I am not in the House of Representatives, but just to help show the way, I will suggest that all the feckless Democratic Representatives at least read the resolution and then endorse it as an opportunity to forcefully demonstrate what accountability could look like.  Call in the media, do it publicly, line up on the floor of the House of Representatives and sign up.  It would serve as a loud collective display of opposition party unity and directly challenge Republicans to do something now about the destructive chaos enveloping the nation.  That would be a serious first step of a real collective action plan.


Then, how about moving on to forcefully condemn the illegality and the immorality of Trump’s game of shoot the boats and murder the unidentified occupants in international waters that has yet to yield a single referral to the International Court of Criminal Justice in The Hague.  Apparently, no US congressman or senator has figured this one out.  And, no governor, mayor, nor international king, prince or prime minister has seen fit to fill the void.  While Trump’s orders sure seem worthy of international investigation and condemnation, domestic and world leaders seem unable to find the moral courage to rise to the occasion.


Meanwhile, the dizzying array of daily assaults on the rule of law, governance, and institutional integrity continue unabated and utterly free of consequence for the dangerous and corrupt Trump and his merry band of sycophants.  In the last month alone, Trump has tried to shakedown the American taxpayers for a $230 million payout to him for alleged damages inflicted by the Biden Department of Justice, demolished the East Wing of the White House without any official pre-authorization to build a gilded ballroom with millions in cash raised from corporations and individuals shamefully and corruptly seeking government influence, and continued to order the US military to commit murder on the high seas while gleefully watching them comply.  He then topped it off with loose and dangerous blather about resuming nuclear testing.
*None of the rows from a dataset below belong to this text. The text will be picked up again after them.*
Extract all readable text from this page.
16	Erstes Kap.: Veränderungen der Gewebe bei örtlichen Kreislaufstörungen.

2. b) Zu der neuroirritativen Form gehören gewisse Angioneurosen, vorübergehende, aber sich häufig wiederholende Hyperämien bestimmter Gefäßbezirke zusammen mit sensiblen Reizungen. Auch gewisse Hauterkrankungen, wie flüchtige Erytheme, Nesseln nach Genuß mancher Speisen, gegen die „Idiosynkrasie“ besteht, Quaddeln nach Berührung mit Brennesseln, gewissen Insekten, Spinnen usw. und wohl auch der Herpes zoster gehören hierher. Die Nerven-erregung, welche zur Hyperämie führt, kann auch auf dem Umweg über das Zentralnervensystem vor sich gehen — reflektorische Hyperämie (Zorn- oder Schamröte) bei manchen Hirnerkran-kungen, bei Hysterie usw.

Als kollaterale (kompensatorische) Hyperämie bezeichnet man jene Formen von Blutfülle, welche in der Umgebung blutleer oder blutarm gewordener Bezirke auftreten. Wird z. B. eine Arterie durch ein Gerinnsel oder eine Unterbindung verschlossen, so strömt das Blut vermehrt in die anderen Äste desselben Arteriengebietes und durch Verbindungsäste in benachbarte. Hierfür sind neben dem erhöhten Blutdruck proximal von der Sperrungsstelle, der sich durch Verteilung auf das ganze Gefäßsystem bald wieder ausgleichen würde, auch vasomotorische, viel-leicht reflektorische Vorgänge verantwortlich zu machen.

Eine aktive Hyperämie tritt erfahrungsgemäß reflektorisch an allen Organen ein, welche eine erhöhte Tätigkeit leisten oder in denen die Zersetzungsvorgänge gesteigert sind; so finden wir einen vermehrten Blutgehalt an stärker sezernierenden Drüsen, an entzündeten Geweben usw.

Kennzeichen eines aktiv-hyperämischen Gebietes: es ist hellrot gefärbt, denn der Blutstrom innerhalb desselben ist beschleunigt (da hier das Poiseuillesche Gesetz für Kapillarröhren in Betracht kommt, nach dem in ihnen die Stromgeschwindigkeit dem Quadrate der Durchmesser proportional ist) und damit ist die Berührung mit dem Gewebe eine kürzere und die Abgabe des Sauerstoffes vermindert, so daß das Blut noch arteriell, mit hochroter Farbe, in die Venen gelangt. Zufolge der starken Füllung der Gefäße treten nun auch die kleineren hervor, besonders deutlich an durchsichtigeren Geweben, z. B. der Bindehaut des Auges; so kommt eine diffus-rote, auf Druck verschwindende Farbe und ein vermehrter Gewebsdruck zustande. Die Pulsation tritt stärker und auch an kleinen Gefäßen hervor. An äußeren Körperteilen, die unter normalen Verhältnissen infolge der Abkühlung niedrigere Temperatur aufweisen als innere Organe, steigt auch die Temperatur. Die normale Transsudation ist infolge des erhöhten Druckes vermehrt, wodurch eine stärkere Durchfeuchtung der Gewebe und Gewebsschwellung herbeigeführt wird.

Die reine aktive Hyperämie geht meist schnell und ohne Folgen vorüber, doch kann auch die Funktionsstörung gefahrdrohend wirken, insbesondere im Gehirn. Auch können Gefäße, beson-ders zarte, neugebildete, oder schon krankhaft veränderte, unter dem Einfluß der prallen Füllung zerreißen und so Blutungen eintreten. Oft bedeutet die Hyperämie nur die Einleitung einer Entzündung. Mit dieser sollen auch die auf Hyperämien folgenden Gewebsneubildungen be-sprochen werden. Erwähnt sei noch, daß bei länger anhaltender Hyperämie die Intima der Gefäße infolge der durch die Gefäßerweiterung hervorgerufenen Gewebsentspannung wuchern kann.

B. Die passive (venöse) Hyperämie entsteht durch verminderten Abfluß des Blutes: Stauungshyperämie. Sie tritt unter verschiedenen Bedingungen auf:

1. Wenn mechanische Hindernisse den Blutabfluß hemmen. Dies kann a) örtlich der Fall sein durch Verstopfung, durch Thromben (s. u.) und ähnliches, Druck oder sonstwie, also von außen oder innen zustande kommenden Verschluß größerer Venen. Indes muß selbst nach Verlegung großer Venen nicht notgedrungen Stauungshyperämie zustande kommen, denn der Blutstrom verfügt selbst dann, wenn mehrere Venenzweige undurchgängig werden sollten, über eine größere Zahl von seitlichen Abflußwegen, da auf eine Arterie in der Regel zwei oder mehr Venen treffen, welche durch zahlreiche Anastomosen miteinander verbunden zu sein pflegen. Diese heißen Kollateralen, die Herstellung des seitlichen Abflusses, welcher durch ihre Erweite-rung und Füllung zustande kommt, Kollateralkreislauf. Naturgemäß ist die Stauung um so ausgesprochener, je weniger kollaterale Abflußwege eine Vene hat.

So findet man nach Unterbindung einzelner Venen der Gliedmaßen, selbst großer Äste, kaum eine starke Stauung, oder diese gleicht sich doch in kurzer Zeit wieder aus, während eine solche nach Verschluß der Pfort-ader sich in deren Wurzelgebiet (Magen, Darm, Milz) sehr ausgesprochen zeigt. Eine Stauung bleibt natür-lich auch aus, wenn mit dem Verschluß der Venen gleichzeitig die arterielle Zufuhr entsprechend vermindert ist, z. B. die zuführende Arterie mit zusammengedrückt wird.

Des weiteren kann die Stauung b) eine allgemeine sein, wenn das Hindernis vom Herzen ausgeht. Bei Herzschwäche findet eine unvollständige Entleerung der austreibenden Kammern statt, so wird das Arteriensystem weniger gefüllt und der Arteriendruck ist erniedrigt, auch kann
This is a short list that never even gets to the daily human toll inflicted on the nation.  That list is a much longer list that hits home every day for millions of Americans and others in our midst who cannot find a collective voice to resist.  That list includes thousands of normal US government employees fired, furloughed, or marginalized as Trump continues the dismantling of governance and the institutions of government.  It includes experts ignored and removed from critical US government posts who devoted their professional lives to protecting the public they served.  Most critically, that list includes the hungry and the sick, the poorly educated, and the homeless who depend on government and governance to survive.


What if all these people got together and channeled their anger and disgust at the source of much of what is happening in today’s America?  And what if many of the rest of us, often free of daily peril ourselves, really got angry along with them?  What if together we made it clear that it is way past time for confronting the food insecurity and healthcare deficits in our midst, the racism that fuels these and so many other societal injustices, and the rampant income inequality at the heart of the indifference of so many to the plight of so many others?


These questions seem to be ignored by those who stand silent when these questions are asked.  It remains a mystery to me how so many in America can turn away when the need to engage increases exponentially every day.  Perhaps it is because meaningful engagement requires something much more than passively watching the spectacle of the nation’s social, legal, institutional, and moral demise.






***** https://www.congress.gov/bill/119th-congress/house-resolution/353 - The resolution sets forth seven articles of impeachment of the President: (1) obstruction of justice, violation of due process, and a breach of the duty to faithfully execute laws; (2) usurpation of Congress' appropriations power; (3) abuse of trade powers and international aggression; (4) violation of First Amendment rights; (5) creation of an unlawful office; (6) bribery and corruption; and (7) tyranny.